Bhutan has been a bucket list destination for many since the landlocked country first opened up to tourism in 1974. Yet despite its growing popularity, hotel development has been slow, and there have been relatively few high-end options for visitors travelling to the Kingdom’s monasteries, dzongs and dramatic landscapes. So Six Senses Bhutan, a new circuit of lodges that connects five western and central valleys – Thimphu, Punakha, Paro, Gangtey and Bumthang – is a highly anticipated and welcome addition.

Created in collaboration with Bangkok-based Habita Architects, the project has taken five-and-a-half years to complete, with each site thoughtfully designed to fully immerse travellers in local culture. “The landscapes and the level of calm and stillness were the reasons why I chose the locations,” explains Dasho Sangay Wangchuck, a Thimphu-born entrepreneur and the brainchild behind the ambitious multi-site hotel. “What I really wanted to stand out were the amazing panoramic views of the towns and temples below, but also the mountains, which are right there in front of you. These valleys are iconic and offer guests the full flavour of the country, and, as a brand, Six Senses truly fits with what Bhutan stands for.”

The influence of surroundings is evident in the lodges, with the Six Senses in-house design team referencing the distinct character of each valley in the varying schemes. “We wanted to give guests a different experience at each destination, so for the design concepts we looked at the topography and local life for inspiration,” says Apiwat Anukularmphai, Corporate Creative & Design Director, Six Senses. For instance, the Master Lodge – comprising 20 suites and five villas – is perched on a hillside surrounded by pine trees above Thimphu, the country’s capital. As you enter the main building, which houses the living room, bar and restaurant, and look out of the floor-to-ceiling windows to the valley below, it’s immediately obvious why it has been nicknamed the Palace in the Sky.

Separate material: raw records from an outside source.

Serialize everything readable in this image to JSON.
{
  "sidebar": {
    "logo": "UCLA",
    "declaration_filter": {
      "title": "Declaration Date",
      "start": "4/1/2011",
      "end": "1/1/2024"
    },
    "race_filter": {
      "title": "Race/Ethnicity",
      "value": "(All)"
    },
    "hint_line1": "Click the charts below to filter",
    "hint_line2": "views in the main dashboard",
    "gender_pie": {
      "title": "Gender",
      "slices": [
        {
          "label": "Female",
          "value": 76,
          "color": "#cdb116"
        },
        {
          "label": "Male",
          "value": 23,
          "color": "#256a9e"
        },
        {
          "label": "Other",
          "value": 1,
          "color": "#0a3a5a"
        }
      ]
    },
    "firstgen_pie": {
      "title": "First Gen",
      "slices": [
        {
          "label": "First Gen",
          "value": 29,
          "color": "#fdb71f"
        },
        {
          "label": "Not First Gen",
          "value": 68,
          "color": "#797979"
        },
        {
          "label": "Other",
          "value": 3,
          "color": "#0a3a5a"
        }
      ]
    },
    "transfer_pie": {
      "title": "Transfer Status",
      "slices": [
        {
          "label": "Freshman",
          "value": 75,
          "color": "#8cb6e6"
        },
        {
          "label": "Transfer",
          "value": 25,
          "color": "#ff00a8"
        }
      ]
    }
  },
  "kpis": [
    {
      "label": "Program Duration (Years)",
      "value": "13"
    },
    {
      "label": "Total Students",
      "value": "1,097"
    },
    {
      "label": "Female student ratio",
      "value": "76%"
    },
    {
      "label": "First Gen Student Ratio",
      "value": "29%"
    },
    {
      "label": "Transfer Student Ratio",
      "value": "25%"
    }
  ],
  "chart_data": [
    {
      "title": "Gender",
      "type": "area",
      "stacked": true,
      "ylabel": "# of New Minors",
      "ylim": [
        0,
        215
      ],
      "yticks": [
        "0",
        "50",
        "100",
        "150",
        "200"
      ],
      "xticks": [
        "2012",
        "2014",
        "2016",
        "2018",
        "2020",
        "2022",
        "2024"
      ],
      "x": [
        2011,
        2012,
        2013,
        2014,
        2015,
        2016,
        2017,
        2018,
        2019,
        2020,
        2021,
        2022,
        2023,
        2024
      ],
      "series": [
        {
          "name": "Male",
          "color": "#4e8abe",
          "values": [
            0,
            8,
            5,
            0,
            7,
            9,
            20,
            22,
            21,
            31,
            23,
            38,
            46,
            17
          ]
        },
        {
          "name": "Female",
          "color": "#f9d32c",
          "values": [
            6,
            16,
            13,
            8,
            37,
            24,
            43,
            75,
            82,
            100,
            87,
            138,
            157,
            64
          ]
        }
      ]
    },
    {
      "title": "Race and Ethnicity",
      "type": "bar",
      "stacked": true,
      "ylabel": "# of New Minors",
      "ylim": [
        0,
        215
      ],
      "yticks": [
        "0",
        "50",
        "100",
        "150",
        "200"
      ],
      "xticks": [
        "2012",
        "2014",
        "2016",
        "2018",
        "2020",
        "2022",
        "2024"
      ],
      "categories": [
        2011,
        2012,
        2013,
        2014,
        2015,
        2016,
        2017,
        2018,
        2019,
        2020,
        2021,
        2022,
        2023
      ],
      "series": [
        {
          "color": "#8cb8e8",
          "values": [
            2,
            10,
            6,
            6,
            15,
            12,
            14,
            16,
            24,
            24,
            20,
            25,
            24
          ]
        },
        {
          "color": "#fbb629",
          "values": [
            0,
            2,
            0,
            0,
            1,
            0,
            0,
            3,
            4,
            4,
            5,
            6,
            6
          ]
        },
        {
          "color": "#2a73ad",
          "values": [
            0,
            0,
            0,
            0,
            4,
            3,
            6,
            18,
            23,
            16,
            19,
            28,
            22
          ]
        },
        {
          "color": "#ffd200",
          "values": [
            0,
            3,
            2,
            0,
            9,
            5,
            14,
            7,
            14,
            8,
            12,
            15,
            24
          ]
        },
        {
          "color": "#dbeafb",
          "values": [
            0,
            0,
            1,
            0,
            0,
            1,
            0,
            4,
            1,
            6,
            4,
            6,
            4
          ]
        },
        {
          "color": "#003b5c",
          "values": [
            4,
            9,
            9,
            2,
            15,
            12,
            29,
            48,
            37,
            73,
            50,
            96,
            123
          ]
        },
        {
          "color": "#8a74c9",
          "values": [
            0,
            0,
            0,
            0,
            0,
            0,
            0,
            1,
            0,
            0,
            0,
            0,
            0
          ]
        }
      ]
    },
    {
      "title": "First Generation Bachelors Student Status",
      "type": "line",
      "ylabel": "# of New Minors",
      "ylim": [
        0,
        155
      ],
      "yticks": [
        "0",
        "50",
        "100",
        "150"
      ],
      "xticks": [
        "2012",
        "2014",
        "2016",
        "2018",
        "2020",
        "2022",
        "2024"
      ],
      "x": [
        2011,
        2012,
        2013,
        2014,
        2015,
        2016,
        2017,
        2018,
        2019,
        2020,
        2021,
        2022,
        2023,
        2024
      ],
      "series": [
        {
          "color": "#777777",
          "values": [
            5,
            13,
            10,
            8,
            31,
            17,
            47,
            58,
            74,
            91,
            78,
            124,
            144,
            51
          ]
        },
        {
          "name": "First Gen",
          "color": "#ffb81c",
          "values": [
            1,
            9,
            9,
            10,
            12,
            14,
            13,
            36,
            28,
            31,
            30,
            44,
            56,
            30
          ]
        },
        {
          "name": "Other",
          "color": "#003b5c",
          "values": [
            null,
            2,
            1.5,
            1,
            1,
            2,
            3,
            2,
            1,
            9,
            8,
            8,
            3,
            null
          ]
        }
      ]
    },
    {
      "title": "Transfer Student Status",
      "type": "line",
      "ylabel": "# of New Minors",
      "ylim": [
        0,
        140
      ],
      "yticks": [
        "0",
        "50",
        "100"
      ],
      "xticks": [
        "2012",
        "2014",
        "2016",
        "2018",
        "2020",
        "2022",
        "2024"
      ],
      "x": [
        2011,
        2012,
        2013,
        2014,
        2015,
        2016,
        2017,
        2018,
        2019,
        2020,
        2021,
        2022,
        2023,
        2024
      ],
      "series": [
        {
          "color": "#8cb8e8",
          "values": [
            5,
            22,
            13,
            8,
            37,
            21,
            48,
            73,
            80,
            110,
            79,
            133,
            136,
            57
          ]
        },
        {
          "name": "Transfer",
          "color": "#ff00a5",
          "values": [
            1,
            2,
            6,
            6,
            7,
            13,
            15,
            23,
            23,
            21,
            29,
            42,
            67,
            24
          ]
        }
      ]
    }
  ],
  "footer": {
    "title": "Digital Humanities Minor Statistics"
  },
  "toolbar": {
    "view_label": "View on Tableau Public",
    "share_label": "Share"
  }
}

White stonewashed walls and a shingle roof take their cues from Bhutanese architecture, while surrounding ornamental pools reflect the clouds above. The cloud motif can also be seen as delicate, swirling art murals by local artists in the simply decorated rooms, where Himalayan hemlock wood has been used for the floor and ceiling. There’s a custom-designed tan leather armchair and matching bedboard below a wood-panelled wall; a traditional bukhari stove that is lit on chilly nights; cosy handmade wool rugs from India; and pops of lemon in the sofa cushions. Other nods to local culture in the public spaces include a mandala of the medicine Buddha inside the entrance to bring out positive energy, a display of everyday objects from teapots to wooden bowls behind the reception desk, and, in the bar, a wave-like ceiling that references the national dress.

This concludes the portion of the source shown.